How the Strait of Hormuz Crisis Is Squeezing a U.S. Medical Supplier

CNBC reported Sunday that the Strait of Hormuz oil shock is forcing a Pennsylvania medical supply company to absorb surging costs it cannot fully pass on to its biggest customer — the U.S. government.

A Business Upended by a Distant Waterway

David Navazio, founder and CEO of Yardley-based Gentell, told CNBC he had never thought about the Strait of Hormuz before the war in Iran began. That has changed sharply. His company manufactures medical dressings using petrochemical derivatives sourced from global oil and gas production. Some of those raw material costs have climbed as much as 30% since traffic through the strait stalled. Container freight has moved in tandem. Shipping a single container from New Zealand to California now runs around $4,500 — more than double the pre-war rate of roughly $2,000.

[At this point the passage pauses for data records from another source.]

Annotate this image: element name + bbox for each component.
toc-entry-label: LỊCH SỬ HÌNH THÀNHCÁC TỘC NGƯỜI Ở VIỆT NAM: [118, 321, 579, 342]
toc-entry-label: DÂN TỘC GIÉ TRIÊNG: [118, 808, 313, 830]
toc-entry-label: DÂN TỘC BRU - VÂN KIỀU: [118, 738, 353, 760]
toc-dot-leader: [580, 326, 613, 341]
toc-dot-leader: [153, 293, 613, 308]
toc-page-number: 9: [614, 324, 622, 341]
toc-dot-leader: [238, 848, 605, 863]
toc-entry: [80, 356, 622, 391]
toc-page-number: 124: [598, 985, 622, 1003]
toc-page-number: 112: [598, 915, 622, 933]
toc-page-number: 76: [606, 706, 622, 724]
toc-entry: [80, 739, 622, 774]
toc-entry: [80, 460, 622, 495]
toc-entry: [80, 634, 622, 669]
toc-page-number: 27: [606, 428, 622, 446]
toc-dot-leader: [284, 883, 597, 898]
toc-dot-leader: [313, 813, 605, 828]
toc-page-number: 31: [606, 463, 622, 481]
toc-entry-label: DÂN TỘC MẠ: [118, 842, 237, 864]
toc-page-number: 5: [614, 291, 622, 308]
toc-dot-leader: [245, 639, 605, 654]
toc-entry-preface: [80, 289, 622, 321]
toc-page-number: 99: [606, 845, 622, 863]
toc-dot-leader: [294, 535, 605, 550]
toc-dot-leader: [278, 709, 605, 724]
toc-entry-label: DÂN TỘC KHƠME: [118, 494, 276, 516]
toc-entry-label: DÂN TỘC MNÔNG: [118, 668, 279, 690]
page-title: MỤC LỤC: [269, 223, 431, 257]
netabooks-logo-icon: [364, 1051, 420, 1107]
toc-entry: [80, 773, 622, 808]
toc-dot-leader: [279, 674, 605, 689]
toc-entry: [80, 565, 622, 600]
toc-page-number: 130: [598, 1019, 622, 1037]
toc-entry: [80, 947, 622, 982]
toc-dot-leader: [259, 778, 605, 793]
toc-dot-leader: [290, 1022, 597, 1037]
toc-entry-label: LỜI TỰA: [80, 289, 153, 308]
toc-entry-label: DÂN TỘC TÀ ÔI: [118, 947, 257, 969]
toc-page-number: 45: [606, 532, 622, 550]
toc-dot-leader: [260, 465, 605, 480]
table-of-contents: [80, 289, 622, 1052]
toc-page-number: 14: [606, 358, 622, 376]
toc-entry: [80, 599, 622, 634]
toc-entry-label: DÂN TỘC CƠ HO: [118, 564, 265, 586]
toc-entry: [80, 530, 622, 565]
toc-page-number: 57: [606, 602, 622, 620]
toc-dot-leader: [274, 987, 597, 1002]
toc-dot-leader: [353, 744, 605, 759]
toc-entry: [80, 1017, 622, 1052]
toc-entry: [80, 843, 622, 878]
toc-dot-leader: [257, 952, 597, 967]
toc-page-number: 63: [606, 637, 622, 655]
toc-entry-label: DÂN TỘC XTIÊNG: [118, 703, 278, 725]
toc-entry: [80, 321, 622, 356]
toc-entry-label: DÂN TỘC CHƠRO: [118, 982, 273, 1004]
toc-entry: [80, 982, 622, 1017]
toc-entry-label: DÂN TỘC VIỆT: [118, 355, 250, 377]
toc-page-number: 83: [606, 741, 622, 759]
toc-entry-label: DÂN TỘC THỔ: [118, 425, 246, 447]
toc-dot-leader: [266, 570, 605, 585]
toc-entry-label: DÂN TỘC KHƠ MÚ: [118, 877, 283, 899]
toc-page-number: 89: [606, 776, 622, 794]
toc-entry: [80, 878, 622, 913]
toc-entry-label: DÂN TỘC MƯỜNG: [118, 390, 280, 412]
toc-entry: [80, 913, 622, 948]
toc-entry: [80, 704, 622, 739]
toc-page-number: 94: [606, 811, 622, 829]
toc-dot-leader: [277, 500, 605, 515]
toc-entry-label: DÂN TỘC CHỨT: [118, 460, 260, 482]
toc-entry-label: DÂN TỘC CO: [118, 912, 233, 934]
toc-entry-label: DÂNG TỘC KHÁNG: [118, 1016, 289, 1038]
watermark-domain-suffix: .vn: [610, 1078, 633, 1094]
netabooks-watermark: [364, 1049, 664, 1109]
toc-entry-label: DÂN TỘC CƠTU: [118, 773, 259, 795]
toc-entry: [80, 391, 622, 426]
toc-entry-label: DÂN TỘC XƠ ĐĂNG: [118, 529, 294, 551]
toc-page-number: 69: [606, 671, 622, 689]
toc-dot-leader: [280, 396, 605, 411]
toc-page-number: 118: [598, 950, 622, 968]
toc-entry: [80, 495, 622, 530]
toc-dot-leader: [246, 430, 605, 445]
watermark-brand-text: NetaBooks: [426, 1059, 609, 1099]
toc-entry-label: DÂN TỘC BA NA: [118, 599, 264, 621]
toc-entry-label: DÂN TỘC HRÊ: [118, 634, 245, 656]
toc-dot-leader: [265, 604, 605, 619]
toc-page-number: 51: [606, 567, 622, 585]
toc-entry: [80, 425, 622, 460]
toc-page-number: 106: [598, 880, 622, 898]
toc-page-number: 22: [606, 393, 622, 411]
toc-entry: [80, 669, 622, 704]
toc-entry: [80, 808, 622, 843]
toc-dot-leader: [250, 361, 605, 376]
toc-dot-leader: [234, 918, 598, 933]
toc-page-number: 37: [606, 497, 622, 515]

Why Gentell Cannot Simply Raise Prices

The company supplies wound-care products to nearly 5,000 nursing homes across the United States. Its largest revenue source is Medicare, and those contracts are typically locked in on an annual basis. That structure leaves Gentell absorbing much of the cost increase in the near term. Kevin Quilty, Gentell’s chief operating officer, described the current pressure as a “margin crunch.” He added that some pricing adjustment is likely inevitable if volatility persists.

Background — Petrochemicals Are Everywhere

The ripple effects of the Hormuz closure extend well beyond fuel pumps. Oil and gas derivatives are embedded in more than 6,000 everyday products, including aspirin, contact lenses, vitamin capsules and computer keyboards. The national average U.S. gasoline price has surged above $4.50 a gallon — a level not seen in nearly four years. For manufacturers like Gentell, the squeeze arrives on two fronts simultaneously — the cost of inputs and the cost of moving them.

Also Read: Why Oil Markets Are Watching the Strait of Hormuz

Pandemic Playbook, and What Comes Next

Quilty said the Covid-19 supply chain crisis actually prepared Gentell for moments like this. That episode underscored the importance of locking in supplier schedules early. He characterized the pandemic as the harder test — for now. But both executives acknowledge that timeline is everything. President Donald Trump said Sunday that negotiations to end the Iran conflict and reopen the waterway are ongoing, though he cautioned his team against rushing a settlement. Analysts warn that even once the strait reopens, shipping traffic could take months to normalize. Navazio was direct about his contingency plan if the conflict drags on. “Then we’re going to raise the price,” he told CNBC.